Talking Location With author JS Monroe – West Penwith, CORNWALL
How Irish Legends and Landscapes Inspired ‘The Way to Impossible Island’ by Sophie Kirtley
13th July 2021
Tiny TripFiction’s FIRST EVER blog tour! And it’s an adventure around Lathrin Island with Sophie Kirtley and friends! We’re at The Secret Tunnel and we’re thrilled to share this very special blog post by Sophie on the Irish legends and landscapes that inspired The Way to Impossible Island.
Growing up in Ireland, myths and legends were all around me – in the rocks, in the rivers, in the mountains, in the plants, in the animals. Everything had its story to tell. The myths of my homeland are inevitably twisted and twined throughout my writing too, especially in my latest book, The Way to Impossible Island.
The Way to Impossible Island tells the story of twelve-year-old Dara who, inspired by his very own local legends, dreams of rowing out all by himself to wild and rugged Lathrin Island. But Dara was born with a serious heart condition which makes his adventurous dreams feel impossible…until, that is, he finds a mysterious girl hiding in the boat shed. She wears animal skins. She has a real live pet wolf. Could Mothgirl really be from the Stone Age? Dara and Mothgirl set out on a wild, windswept sea-journey to Lathrin Island where the tales Dara has always known take on a reality and an urgent importance beyond what either of them could ever have imagined.
Lathrin Island, the fictional setting for my book, is very much based on real Rathlin Island off the north coast of Ireland. It’s a wonderfully rugged place which feels right on the edge of the world – you experience the forces of the nature so keenly here; the wind is windier; the waves are louder and the animals who live here own the place so much more than us humans ever could. Even though I made up the legends Dara knows about his Lathrin Island, they do all spring from Rathlin Island itself and from the research I did about this incredible place: some came from the real island’s own folklore, like the stories of a mysterious banshee who haunts the place, and others were based on historical events which fascinated me, like the Rathlin’s connections with smuggling and piracy.
One of the most important myths I created in the book is the one which fuels Dara’s desire to go to Lathrin Island in the first place; the Legend of the Golden Hare. Dara believes in this story so he believes that glimpsing the Golden Hare will lead to “good luck through all your waking days” and he therefore longs to see this extraordinary creature with his own two eyes. In real life, the Island is home to a strong population of Irish hares and amongst them lives the rare Rathlin golden hare, which, thanks to a genetic quirk, has pale fur and blue eyes. To me, the legend that Dara believes in feels very plausible; there is something so wonderful and otherworldly about these creatures that you can just imagine legends and stories springing from their unusualness and you really would feel so lucky to see an actual golden hare. (My dad caught a glimpse of one once, but I never have!)

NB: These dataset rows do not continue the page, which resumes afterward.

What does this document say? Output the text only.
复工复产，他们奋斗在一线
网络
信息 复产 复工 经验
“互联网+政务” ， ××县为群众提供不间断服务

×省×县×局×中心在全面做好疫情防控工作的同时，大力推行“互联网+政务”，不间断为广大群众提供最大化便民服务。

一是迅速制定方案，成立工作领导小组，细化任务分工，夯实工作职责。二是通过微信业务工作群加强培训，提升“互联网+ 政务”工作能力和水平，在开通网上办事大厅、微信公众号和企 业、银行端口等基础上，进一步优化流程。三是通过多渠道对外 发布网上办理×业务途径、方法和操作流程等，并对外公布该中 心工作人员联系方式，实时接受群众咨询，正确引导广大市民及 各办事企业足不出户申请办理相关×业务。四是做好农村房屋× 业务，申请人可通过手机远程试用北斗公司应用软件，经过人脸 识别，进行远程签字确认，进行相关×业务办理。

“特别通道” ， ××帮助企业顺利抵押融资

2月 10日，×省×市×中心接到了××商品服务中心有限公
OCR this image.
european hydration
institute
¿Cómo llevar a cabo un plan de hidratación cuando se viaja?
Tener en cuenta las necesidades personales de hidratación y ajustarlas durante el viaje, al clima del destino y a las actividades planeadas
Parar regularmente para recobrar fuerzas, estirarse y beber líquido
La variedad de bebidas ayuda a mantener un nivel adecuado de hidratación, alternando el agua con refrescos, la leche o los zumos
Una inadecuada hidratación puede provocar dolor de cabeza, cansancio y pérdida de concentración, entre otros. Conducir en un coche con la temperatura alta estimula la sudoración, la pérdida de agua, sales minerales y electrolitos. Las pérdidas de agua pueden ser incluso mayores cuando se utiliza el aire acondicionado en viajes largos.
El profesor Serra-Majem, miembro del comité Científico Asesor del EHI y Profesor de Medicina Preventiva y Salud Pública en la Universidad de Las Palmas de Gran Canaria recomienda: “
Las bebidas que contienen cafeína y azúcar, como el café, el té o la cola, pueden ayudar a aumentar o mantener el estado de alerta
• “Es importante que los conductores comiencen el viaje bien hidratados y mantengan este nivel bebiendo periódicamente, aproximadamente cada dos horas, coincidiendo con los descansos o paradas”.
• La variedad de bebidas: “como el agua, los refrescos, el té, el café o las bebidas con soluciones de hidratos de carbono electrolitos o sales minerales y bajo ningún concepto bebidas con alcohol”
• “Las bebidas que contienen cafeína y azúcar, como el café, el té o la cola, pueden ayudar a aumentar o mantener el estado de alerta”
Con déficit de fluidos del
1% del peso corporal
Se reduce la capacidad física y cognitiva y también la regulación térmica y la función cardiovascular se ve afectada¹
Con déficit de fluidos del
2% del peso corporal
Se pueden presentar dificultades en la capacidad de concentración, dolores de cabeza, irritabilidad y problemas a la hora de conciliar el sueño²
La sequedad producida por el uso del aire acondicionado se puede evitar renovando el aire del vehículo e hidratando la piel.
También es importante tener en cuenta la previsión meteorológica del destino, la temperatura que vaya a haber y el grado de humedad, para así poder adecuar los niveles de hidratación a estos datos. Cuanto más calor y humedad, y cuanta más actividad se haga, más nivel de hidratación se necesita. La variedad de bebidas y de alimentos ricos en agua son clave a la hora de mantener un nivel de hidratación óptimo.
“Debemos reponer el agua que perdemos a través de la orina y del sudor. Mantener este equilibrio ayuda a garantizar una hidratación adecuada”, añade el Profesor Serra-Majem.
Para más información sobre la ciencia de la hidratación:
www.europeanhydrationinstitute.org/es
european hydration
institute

Really, I think that’s where stories often sprout from – odd or amazing things in the natural world which make us gasp in wonder and then curiously ask ourselves Why? Think of the famous Giant’s Causeway, just along the coast from Rathlin, with its mysterious hexagonal basalt columns. I can utterly understand how a natural feature this extraordinary, produced an epic legend of feuding giants ripping up great chunks of land and hurling them into the sea. To be honest, it still seems a perfectly reasonable explanation to me!
I spent my childhood playing on the beaches and rocks of this wild coastline and splashing in the raw Atlantic waves. This place, its wonders and its stories are all deep in my bones…and deep in my writing too. The myths and landscapes of Rathlin have seeped into The Way to Impossible Island and I hope that readers, both young and not-so-young, will find real joy in exploring this extraordinary place through the wide-open eyes of Dara and Mothgirl. Fingers crossed, you might even spot a golden hare on your travels!
Sophie Kirtley, author of The Way to Impossible Island
Links and References:
BBC Two – Nature’s Calendar, Series 1, Spring: Islands, Golden hares
Giant’s Causeway | National Trust
Sophie Kirtley on the Rathlin Ferry – Andrew Kirtley
Cows on Rathlin & Rathlin JL & Sophie Kirtley age seven and her little sister on the winter beach – James Logan
Sophie grew up in Northern Ireland, where she spent her childhood climbing on hay bales, rolling down sand dunes and leaping the raw Atlantic waves. Nowadays she lives in Wiltshire with her husband, three children and their mini-menagerie of pets and wild things. Sophie has always loved poems and stories: she taught English in secondary schools for many years and has worked in a theatre, a bookshop and a tiny pub where folk tell fairytales by candlelight. Sophie is a prize-winning poet and children’s author; her first book, The Wild Way Home, was shortlisted for the Joan Aiken Future Classics Prize.